BG, which remains tied with Akron atop the MAC East standings, improved to 14-5 overall and 5-1 in the
MAC. EMU, which has now lost three league games by three points or less, dropped to 10-9 and 0-6.
Bowling Green began to find answers to EMU’s suffocating two-three zone, holding its largest lead — 12
points — midway through the second half. Its lead was slowly wiped away to a 51-51 tie with 5:50 to
play.
Mike Laster, who leads the MAC in assist-to-turnover ratio, helped snap a five-minute scoring drought
with one of his team-high four assists on a bounce pass to Trey Diggs in the right corner. Diggs buried
the triple for a 54-51 lead with 4:29 remaining.

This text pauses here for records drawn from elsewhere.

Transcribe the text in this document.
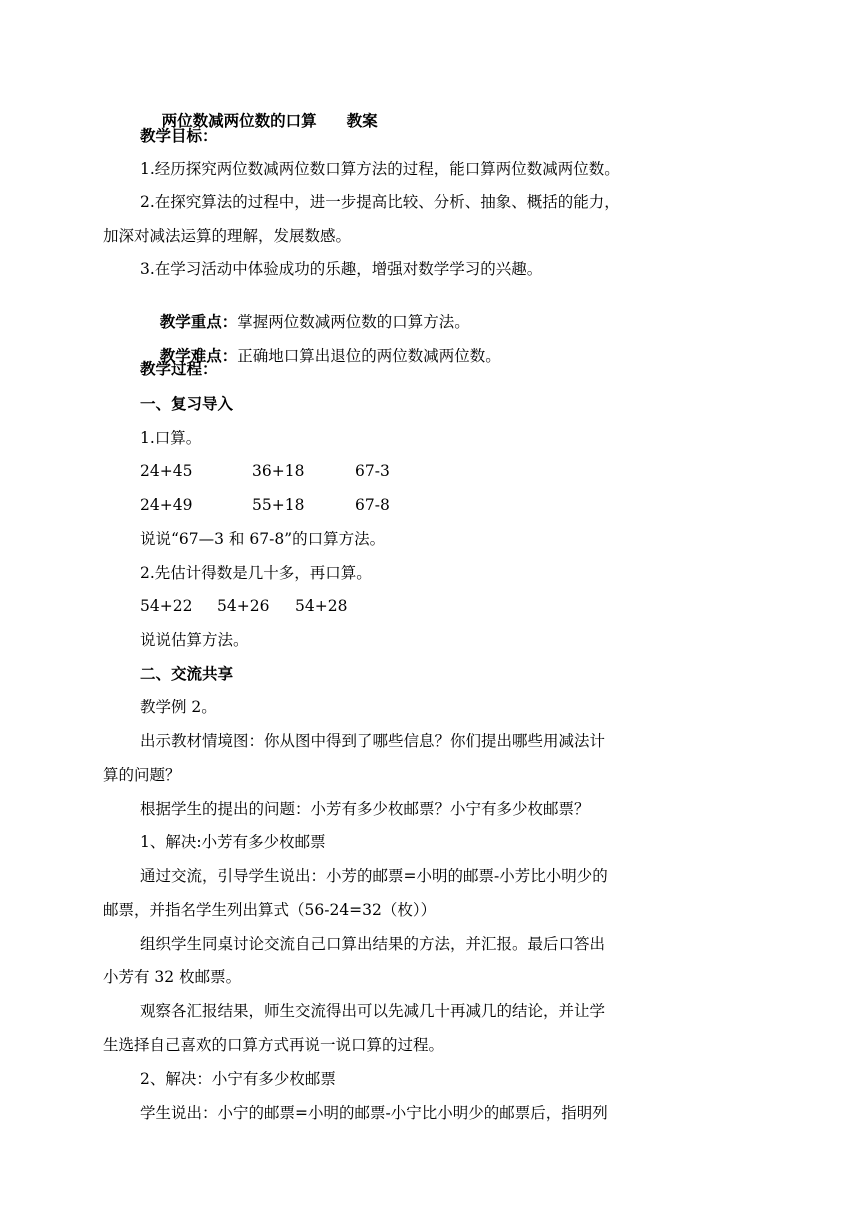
两位数减两位数的口算 教案

教学目标：
1.经历探究两位数减两位数口算方法的过程，能口算两位数减两位数。
2.在探究算法的过程中，进一步提高比较、分析、抽象、概括的能力，
加深对减法运算的理解，发展数感。
3.在学习活动中体验成功的乐趣，增强对数学学习的兴趣。

教学重点：掌握两位数减两位数的口算方法。

教学难点：正确地口算出退位的两位数减两位数。

教学过程：
一、复习导入
1.口算。
24+45	36+18	67-3
24+49	55+18	67-8
说说“67—3 和 67-8”的口算方法。
2.先估计得数是几十多，再口算。
54+22 54+26 54+28
说说估算方法。
二、交流共享
教学例 2。
出示教材情境图：你从图中得到了哪些信息？你们提出哪些用减法计
算的问题？
根据学生的提出的问题：小芳有多少枚邮票？小宁有多少枚邮票？
1、解决:小芳有多少枚邮票
通过交流，引导学生说出：小芳的邮票=小明的邮票-小芳比小明少的
邮票，并指名学生列出算式（56-24=32（枚））
组织学生同桌讨论交流自己口算出结果的方法，并汇报。最后口答出
小芳有 32 枚邮票。
观察各汇报结果，师生交流得出可以先减几十再减几的结论，并让学
生选择自己喜欢的口算方式再说一说口算的过程。
2、解决：小宁有多少枚邮票
学生说出：小宁的邮票=小明的邮票-小宁比小明少的邮票后，指明列
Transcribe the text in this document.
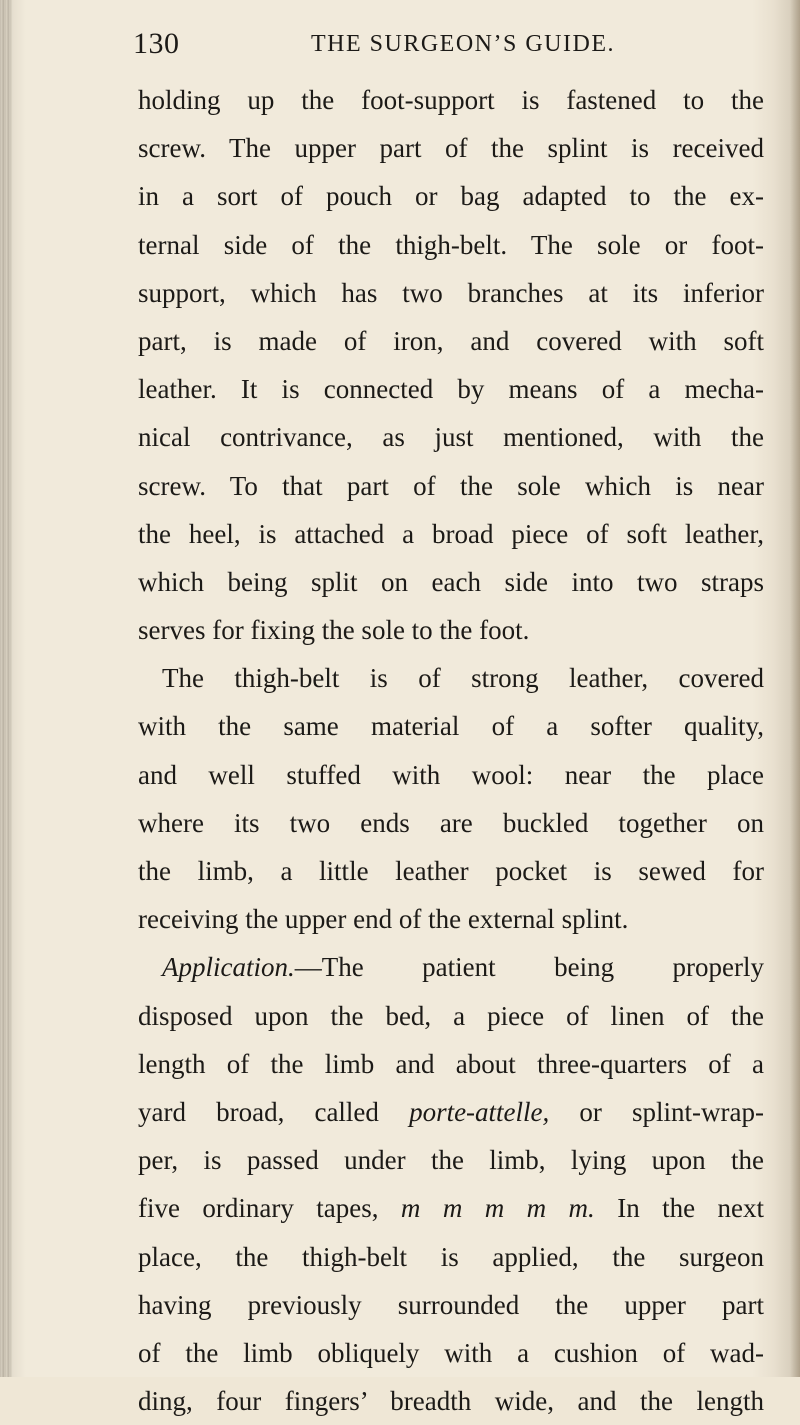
130	THE SURGEON’S GUIDE.
holding up the foot-support is fastened to the
screw. The upper part of the splint is received
in a sort of pouch or bag adapted to the ex-
ternal side of the thigh-belt. The sole or foot-
support, which has two branches at its inferior
part, is made of iron, and covered with soft
leather. It is connected by means of a mecha-
nical contrivance, as just mentioned, with the
screw. To that part of the sole which is near
the heel, is attached a broad piece of soft leather,
which being split on each side into two straps
serves for fixing the sole to the foot.
The thigh-belt is of strong leather, covered
with the same material of a softer quality,
and well stuffed with wool: near the place
where its two ends are buckled together on
the limb, a little leather pocket is sewed for
receiving the upper end of the external splint.
Application.—The patient being properly
disposed upon the bed, a piece of linen of the
length of the limb and about three-quarters of a
yard broad, called porte-attelle, or splint-wrap-
per, is passed under the limb, lying upon the
five ordinary tapes, m m m m m. In the next
place, the thigh-belt is applied, the surgeon
having previously surrounded the upper part
of the limb obliquely with a cushion of wad-
ding, four fingers’ breadth wide, and the length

But EMU answered with a pair of free throws a minute later before Diggs missed the first foul shot of a
one-and-one and Laster slapped an Eagles 3-point shooter on the arm just seconds later. Marcus Gibbs hit
two of three free throws to take a 55-54 lead — the Eagles’ first lead since the first half.
Despite three more missed free throws in the final 2:05 for BG, Justin Turner immediately answered EMU’s
one-point lead with a couple dribble moves atop the 3-point arc before driving into the paint and
sinking a long floater.
Daeqwon Plowden stretched the lead to 58-55 just over a minute later with a jab step into a pull-up
jumper from the right block before Turner — while falling backward after absorbing contact — canned
another layup to keep the lead at three. Turner then hit BG’s only two free throws in the final minutes
to take a 62-57 lead with 18.5 seconds left.
“My mindset is doing whatever we can to win the game. And my force there would be scoring so I know that
when time’s kind of going down, that the ball kind of needs to be in my hands — whether I have to demand
it or we run a play for me,” Turner, who scored a game-high 25 points, said. “Try to get us a good look
and fortunately this game I was able to knock ‘em in.”
EMU’s zone defense is spearheaded in the middle by 7-foot center Boubacar Toure, and strengthened by
athletic wings scattered across the arc.
The zone gave the Falcons, who made just 10 field goals in the first 20 minutes, problems in the first
half. BG added just 13 more field goals in the second half and finished with a pedestrian 36.5 shooting
percentage.
But Bowling Green knew how to attack.
“Just being patient but at the same time being aggressive and eventually you’ll find a recipe to crack
it,” Turner said.
“We practice the zone every day. We know how to attack the zone, we had the shots that we wanted. We had
the people taking the shots that we wanted. Now you have to make them, but it’s easier said than done,”
Huger said.
“It’s just about knocking down your shots. If you can knock down your shots against the zone, you’ll be
successful. But they take so many things away, and it’s so big and so athletic that it makes everything
difficult. Everything is a fight.”
Plowden, who had a one-handed transition dunk over 6-3 guard Darion Spottsville, scored 17, and led BG in
both rebounds (9) and steals (3).
Richaun Holmes, a former BGSU standout basketball player now playing wit the NBA’s Sacramento Kings, was
in attendance and erupted out of his seat while doing a courtside interview in awe of Plowden’s dunk.

Toure led the Eagles with a 17-point, 13-rebound double-double and added three first-half blocks. Noah
Morgan played all 40 minutes and scored 16 with six turnovers.